UK’s GDP is forecast by the IMF to contract -6.5% in 2020, followed by 4% growth in 2021. The BoE is more pessimistic for this year as it forecasts -14% contraction. However, growth is forecast at 15% in 2021. Lastly, the OECD now sees -11.5% contraction in 2020 followed by 9% growth in 2021. Brexit adds to the uncertainty for 2021, as the optimistic bounce-back scenario is unlikely to materialize if there is a hard Brexit. Q1 GDP contracted -2.0% q/q and -1.6% y/y, slightly better than expected but still weak. With the lockdown only now beginning to be lifted, Q2 is likely to show further contraction, with Blomberg consensus currently at -16.8% q/q and -15.4% y/y. Consensus sees 10.5% q/q growth in Q3, but that clearly depends on how the reopening progresses.

INVESTMENT OUTLOOK

Poor fundamentals and ongoing Brexit risks have kept sterling underperforming this year. So far in 2020, sterling is -4.6% and ahead of only the worst performing major NOK at -7.6%. After trading last week at the highest level since March 12 near $1.2815, cable gave back some of those gains due to risk-off sentiment. Now, with risk sentiment improving and both the UK and EU softening their Brexit tone, sterling is bid again. It is testing the 200-day moving average near $1.27 currently. Break above that would target last week’s high near $1.2815. The $1.30 level serves as a round number target and after that is the March 9 high near $1.32.

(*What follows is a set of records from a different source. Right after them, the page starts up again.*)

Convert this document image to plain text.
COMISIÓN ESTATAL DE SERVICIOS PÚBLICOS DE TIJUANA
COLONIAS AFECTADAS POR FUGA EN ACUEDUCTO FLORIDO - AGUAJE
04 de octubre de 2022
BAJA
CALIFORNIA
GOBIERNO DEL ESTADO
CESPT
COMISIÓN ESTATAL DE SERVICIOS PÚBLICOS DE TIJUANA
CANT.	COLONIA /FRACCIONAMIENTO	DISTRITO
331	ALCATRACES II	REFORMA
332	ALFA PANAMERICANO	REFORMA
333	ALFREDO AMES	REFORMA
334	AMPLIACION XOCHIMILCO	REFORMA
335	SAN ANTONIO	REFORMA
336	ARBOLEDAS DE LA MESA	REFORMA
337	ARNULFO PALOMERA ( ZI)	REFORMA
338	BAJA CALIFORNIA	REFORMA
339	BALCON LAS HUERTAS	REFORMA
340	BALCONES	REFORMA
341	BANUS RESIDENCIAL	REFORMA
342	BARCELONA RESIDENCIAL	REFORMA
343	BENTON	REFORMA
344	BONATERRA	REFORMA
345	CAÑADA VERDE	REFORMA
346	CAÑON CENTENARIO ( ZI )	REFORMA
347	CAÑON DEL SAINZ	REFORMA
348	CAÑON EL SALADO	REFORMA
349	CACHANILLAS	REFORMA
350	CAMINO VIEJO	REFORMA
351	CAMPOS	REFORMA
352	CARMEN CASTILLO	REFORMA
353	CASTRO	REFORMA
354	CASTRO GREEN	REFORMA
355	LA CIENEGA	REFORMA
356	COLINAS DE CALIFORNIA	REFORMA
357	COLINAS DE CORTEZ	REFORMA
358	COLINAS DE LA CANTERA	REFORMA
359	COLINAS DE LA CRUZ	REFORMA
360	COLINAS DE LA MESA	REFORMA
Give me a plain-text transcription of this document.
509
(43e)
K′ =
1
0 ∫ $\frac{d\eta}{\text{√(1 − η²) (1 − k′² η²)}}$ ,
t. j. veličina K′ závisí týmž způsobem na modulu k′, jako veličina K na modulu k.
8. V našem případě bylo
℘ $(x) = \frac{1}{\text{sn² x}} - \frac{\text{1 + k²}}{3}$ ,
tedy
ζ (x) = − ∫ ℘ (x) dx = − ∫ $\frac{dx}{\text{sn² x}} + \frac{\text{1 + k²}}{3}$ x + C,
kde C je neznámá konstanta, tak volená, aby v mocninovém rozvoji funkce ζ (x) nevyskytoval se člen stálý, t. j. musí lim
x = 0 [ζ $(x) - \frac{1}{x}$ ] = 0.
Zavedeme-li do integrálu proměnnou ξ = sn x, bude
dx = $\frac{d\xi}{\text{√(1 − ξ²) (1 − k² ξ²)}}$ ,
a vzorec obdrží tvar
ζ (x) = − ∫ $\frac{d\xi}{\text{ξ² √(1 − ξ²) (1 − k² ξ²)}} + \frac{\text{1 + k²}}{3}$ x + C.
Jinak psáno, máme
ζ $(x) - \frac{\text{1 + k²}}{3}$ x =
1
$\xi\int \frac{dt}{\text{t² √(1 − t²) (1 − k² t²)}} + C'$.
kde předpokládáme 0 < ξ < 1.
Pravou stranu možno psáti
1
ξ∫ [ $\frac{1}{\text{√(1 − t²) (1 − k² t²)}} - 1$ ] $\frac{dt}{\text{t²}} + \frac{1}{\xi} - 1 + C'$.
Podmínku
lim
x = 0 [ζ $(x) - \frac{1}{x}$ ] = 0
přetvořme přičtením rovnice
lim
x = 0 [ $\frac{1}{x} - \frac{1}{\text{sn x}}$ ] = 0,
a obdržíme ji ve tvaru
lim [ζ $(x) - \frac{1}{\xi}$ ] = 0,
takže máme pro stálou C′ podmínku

Sterling has tended to be a mixed bag on recent BOE decision days. In 2019, GBP weakened on 5 of the 8 BOE decision days. In 2020, GBP has weakened on only 2 of the 5 BOE decision days so far.


UK equities continue to underperform within MSCI World. In 2019, MSCI UK was up 11.3% and compared to 25.8% for MSCI World. So far this year, MSCI UK is -18.8% and compares to -6.8% YTD for MSCI World. This underperformance should continue, as our DM Equity model has the UK at an UNDERWEIGHT position.

UK bonds are outperforming within DM. The yield on 10-year local currency government bonds is -63 bp YTD. This is behind only the best performers the US (-126 bp), Canada (0121 bp), Hong Kong (-120 bp), Norway (-101 bp), New Zealand (-87 bp), and Singapore (-82 bp). Continued talk of negative UK rates is likely contributing to this gild outperformance.

Our latest DM sovereign ratings model update saw the UK’s implied rating fall two notches to A-/A3/A-. This suggests even stronger downgrade risks to actual ratings of AA/Aa2/AA-. Fitch cut its rating by a notch to AA- with negative outlook back in March, citing weakness in the public finances caused by the impact of the pandemic. S&P has been more forgiving, affirming its AA rating with stable outlook back in April. Last November, Moody’s moved the outlook on its Aa2 rating to negative from stable, citing policy paralysis in the Brexit era.